1 -1 1 2 3 -1 1 3 -1 4 -1 3 6 -1 -2
1 4 -1 3 -1 2 3 -1 1 5 -1 -2
5 6 -1 1 2 -1 4 6 -1 3 -1 2 -1 -2
5 -1 7 -1 1 6 -1 3 -1 2 -1 3 -1 -2

The first line represents a sequence where the itemset {1} is followed by the itemset {1, 2, 3}, followed by the itemset {1, 3}, followed by the itemset {4}, followed by the itemset {3, 6}. The next lines follow the same format.

Note that it is also possible to use a text file containing a text (several sentences) if the text file has the ".text" extension, as an alternative to the default input format. If the algorithm is applied on a text file from the graphical interface or command line interface, the text file will be automatically converted to the SPMF format, by dividing the text into sentences separated by ".", "?" and "!", where each word is considered as an item. Note that when a text file is used as input of a data mining algorithm, the performance will be slightly less than if the native SPMF file format is used because a conversion of the input file will be automatically performed before launching the algorithm and the result will also have to be converted. This cost however should be small.

Output file format

The output file format is defined as follows. It is a text file. Each line is a frequent sequential pattern. Each item from a sequential pattern is a positive integer and items from the same itemset within a sequence are separated by single spaces. The value "-1" indicates the end of an itemset. On each line, the sequential pattern is first indicated. Then, the keyword " #SUP: " appears followed by an integer indicating the support of the pattern as a number of sequences. For example, a few lines from the output file from the previous example are shown below:

2 3 -1 1 -1 #SUP: 2
6 -1 2 -1 #SUP: 2
6 -1 2 -1 3 -1 #SUP: 2

The first line indicates that the frequent sequential pattern consisting of the itemset {2, 3}, followed by the itemset {1} has a support of 2 sequences. The next lines follow the same format.

Performance

See the "performance" section of the website for a performance comparison with other sequential pattern mining algorithm.

Implementation details

In the source code, we also provide examples of how to keep the result into memory instead of saving it to a file. This can be useful if the algorithms are integrated into another Java software. Examples of how to save result into memory are named according to the following naming convention: "MainTest..._saveToMemory".

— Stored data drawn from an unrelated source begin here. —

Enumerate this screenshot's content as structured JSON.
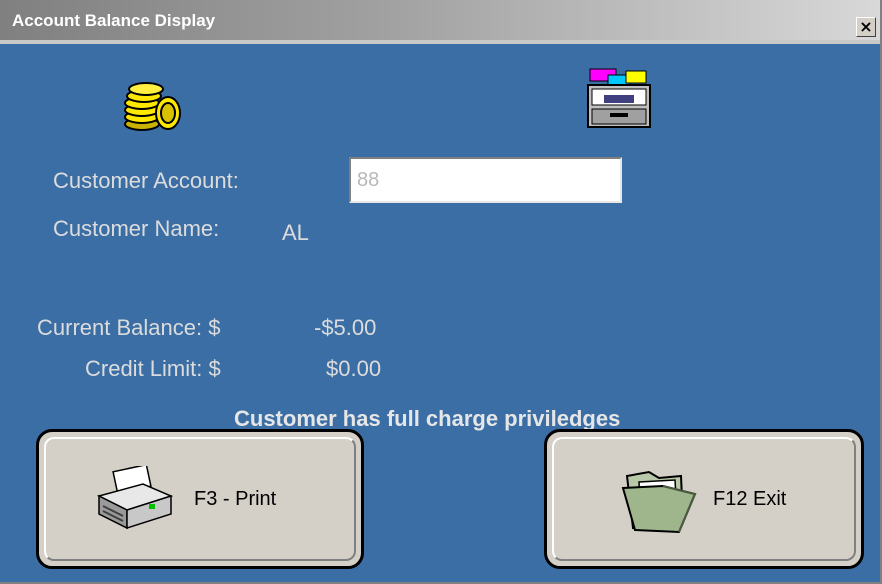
{
  "window": {
    "title": "Account Balance Display",
    "close_glyph": "×"
  },
  "icons": {
    "top_left": "coins-icon",
    "top_right": "file-cabinet-icon",
    "print": "printer-icon",
    "exit": "folder-icon"
  },
  "customer": {
    "account_label": "Customer Account:",
    "account_value": "88",
    "name_label": "Customer Name:",
    "name_value": "AL"
  },
  "balance": {
    "current_label": "Current Balance: $",
    "current_value": "-$5.00",
    "credit_label": "Credit Limit: $",
    "credit_value": "$0.00"
  },
  "notice": "Customer has full charge priviledges",
  "buttons": {
    "print_label": "F3 - Print",
    "exit_label": "F12 Exit"
  },
  "colors": {
    "background": "#3a6ea5",
    "label_text": "#dcdcdc",
    "button_face": "#d4d0c8"
  }
}
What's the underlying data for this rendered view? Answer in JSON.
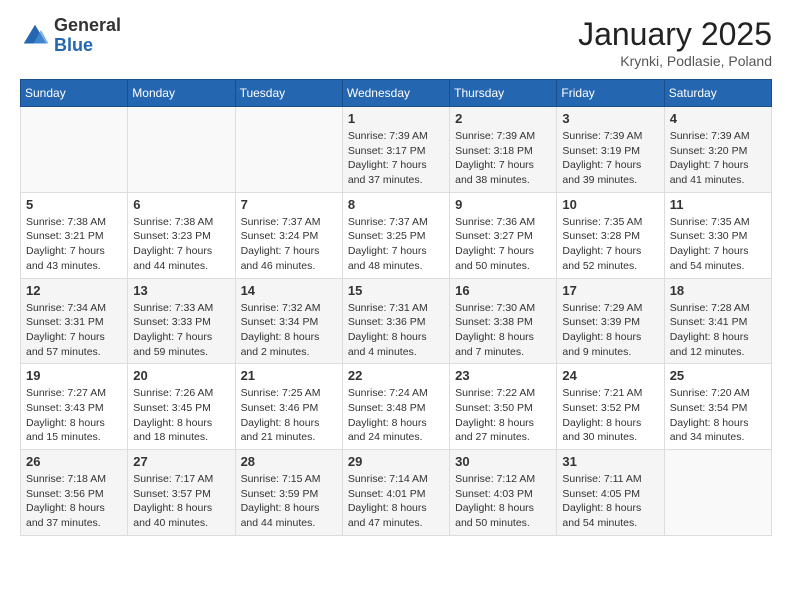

Also note that in the source code, there are three variations the SPADE implementations that tries different ways to perform the join of IdLists. The fastest implementation is the one named "Fat_Bitmap". It is the one offered in the graphical user interface.

"MainTestSPADE_AGP_BitMap_saveToFile.java" "MainTestSPADE_AGP_BitMap_saveToMemory.java" "MainTestSPADE_AGP_EntryList_saveToFile.java" "MainTestSPADE_AGP_EntryList_saveToMemory.java" "MainTestSPADE_AGP_FatBitMap_saveToFile.java" "MainTestSPADE_AGP_FatBitMap_saveToMemory.java"

Lastly, in the source code, a parallelized version of SPADE is also offered:

"MainTestSPADE_AGP_Parallelized_BitMap_saveToFile.java" "MainTestSPADE_AGP_Parallelized_BitMap_saveToMemory.java" "MainTestSPADE_AGP_Parallelized_EntryList_saveToFile.java" "MainTestSPADE_AGP_Parallelized_EntryList_saveToMemory.java" "MainTestSPADE_AGP_Parallelized_FatBitMap_saveToFile.java" "MainTestSPADE_AGP_Parallelized_FatBitMap_saveToMemory.java"

Besides, note that an alternative input file contextSPADE.txt is provided. It contains the example used in the article proposing SPADE.

Where can I get more information about SPADE?

The SPADE algorithm is described in this article:

Mohammed J. Zaki. 2001. SPADE: An Efficient Algorithm for Mining Frequent Sequences. Mach. Learn. 42, 1-2 (January 2001), 31-60. DOI=10.1023/A:1007652502315 http://dx.doi.org/10.1023/A:1007652502315

Besides, you may read this survey of sequential pattern mining, which gives an overview of sequential pattern mining algorithms.